Wilms' tumor specimens (blood samples from 70 patients and tumor tissue samples from 52 patients) were used. A long fragment of WTX and 10 exons and intron sequences of WT1 were amplified by polymerase chain reaction (PCR) from extracted genomic DNA and sequenced. A chi-square test compared the difference between the WTX mutation group and the no mutation group. The relationship between the mutations and clinical phenotype was analyzed.
WTX mutations were found in 5/52 tumor tissues and in 2/70 peripheral blood samples (five cases in total, all point mutations). Two patients had a WTX mutation in both samples. WT1 mutations were found in 2/52 tumor tissues and in 4/70 peripheral blood samples (five cases in total, all point mutations). One patient had a WT1 mutation in both samples. Ten cases had WTX or WT1 mutation (19.2% of Wilms' tumors). No overlapping WTX and WT1 mutations were found. No significant differences in clinical parameters were found between patients with and without a WTX mutation.
WTX mutations occur early in Wilms' tumor development, but at a low proportion. There was no evidence that WTX is the main cause of Wilms' tumor. Clinical parameters of patients with WTX mutations are not related to the mutation, indicating a limited impact of WTX on tumor progression. WTX and WT1 mutations occur independently, suggesting a relationship between their gene products.
肾母细胞瘤(Wilms 瘤)是最常见的小儿肾恶性肿瘤。目前仅发现一个 Wilms 瘤基因,即 11p13 上的 WT1,在 5%-10%的 Wilms 瘤中发生突变。最近,在 Wilms 瘤中发现了 Xq11.1 上的 WTX 突变。本研究调查了 WT1 和 WTX 基因突变在小儿肾母细胞瘤中的比例、类型和分布。同时还研究了 WTX/WT1 在 Wilms 瘤发生中的作用,以及临床表型与基因型的关系。
采用肾母细胞瘤标本(70 例患者的外周血样本和 52 例患者的肿瘤组织样本)。用聚合酶链反应(PCR)从提取的基因组 DNA 中扩增 WTX 大片段和 WT1 的 10 个外显子和内含子序列,并进行测序。采用卡方检验比较 WTX 突变组与无突变组之间的差异。分析突变与临床表型的关系。

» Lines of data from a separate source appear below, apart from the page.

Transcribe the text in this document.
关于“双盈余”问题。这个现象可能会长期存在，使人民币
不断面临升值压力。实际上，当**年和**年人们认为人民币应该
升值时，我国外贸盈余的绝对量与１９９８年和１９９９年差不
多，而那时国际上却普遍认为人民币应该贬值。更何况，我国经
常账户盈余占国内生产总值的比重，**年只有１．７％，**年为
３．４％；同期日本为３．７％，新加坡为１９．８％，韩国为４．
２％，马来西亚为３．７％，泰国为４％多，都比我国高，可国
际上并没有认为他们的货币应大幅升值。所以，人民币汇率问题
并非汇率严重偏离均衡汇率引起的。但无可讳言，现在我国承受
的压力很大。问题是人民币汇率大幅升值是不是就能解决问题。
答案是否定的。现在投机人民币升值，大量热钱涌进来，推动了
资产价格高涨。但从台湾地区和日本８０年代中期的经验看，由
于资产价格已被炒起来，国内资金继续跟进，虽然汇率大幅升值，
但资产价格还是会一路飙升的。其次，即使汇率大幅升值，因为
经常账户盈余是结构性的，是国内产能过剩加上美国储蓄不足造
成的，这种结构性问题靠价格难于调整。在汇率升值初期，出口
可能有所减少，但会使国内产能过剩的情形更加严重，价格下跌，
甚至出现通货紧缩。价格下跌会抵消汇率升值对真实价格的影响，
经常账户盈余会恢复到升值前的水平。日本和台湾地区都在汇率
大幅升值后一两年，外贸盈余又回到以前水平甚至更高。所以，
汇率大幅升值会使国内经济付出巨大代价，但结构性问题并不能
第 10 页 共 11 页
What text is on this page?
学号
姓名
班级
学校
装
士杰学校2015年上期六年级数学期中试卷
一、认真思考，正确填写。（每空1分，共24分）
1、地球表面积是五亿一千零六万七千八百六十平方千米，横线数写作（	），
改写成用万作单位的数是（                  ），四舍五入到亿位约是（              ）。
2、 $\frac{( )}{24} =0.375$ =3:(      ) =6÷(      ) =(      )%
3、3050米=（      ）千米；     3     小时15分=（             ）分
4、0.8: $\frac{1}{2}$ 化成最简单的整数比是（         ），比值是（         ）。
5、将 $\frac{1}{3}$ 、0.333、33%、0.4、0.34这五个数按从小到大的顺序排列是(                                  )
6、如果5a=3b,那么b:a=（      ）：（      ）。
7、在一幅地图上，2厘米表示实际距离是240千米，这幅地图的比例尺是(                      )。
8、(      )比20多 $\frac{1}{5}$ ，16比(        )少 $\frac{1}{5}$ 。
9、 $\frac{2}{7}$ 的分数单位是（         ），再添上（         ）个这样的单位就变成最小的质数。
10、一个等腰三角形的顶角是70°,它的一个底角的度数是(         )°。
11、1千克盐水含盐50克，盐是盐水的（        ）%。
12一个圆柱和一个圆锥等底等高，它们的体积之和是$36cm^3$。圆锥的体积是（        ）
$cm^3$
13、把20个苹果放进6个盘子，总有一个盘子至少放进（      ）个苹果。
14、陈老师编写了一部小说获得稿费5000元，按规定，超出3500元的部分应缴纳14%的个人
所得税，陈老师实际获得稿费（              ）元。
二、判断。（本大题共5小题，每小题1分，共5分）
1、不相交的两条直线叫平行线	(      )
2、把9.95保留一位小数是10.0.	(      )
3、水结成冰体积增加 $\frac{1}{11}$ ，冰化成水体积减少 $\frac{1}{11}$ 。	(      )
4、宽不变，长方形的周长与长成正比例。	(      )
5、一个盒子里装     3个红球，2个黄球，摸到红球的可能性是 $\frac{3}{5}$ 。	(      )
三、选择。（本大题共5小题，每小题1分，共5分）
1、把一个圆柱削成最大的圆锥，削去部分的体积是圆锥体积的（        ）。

在 52 例肿瘤组织和 70 例外周血样本中发现了 WTX 突变(共 5 例,均为点突变)。2 例患者在两个样本中均有 WTX 突变。在 52 例肿瘤组织和 70 例外周血样本中发现了 WT1 突变(共 5 例,均为点突变)。1 例患者在两个样本中均有 WT1 突变。WTX 或 WT1 突变共 10 例(占 Wilms 瘤的 19.2%)。未发现 WTX 和 WT1 突变重叠。WTX 突变患者与无突变患者的临床参数无显著差异。
WTX 突变发生在 Wilms 瘤发展的早期,但比例较低。没有证据表明 WTX 是 Wilms 瘤的主要原因。WTX 突变患者的临床参数与突变无关,表明 WTX 对肿瘤进展的影响有限。WTX 和 WT1 突变是独立发生的,提示它们的基因产物之间存在关系。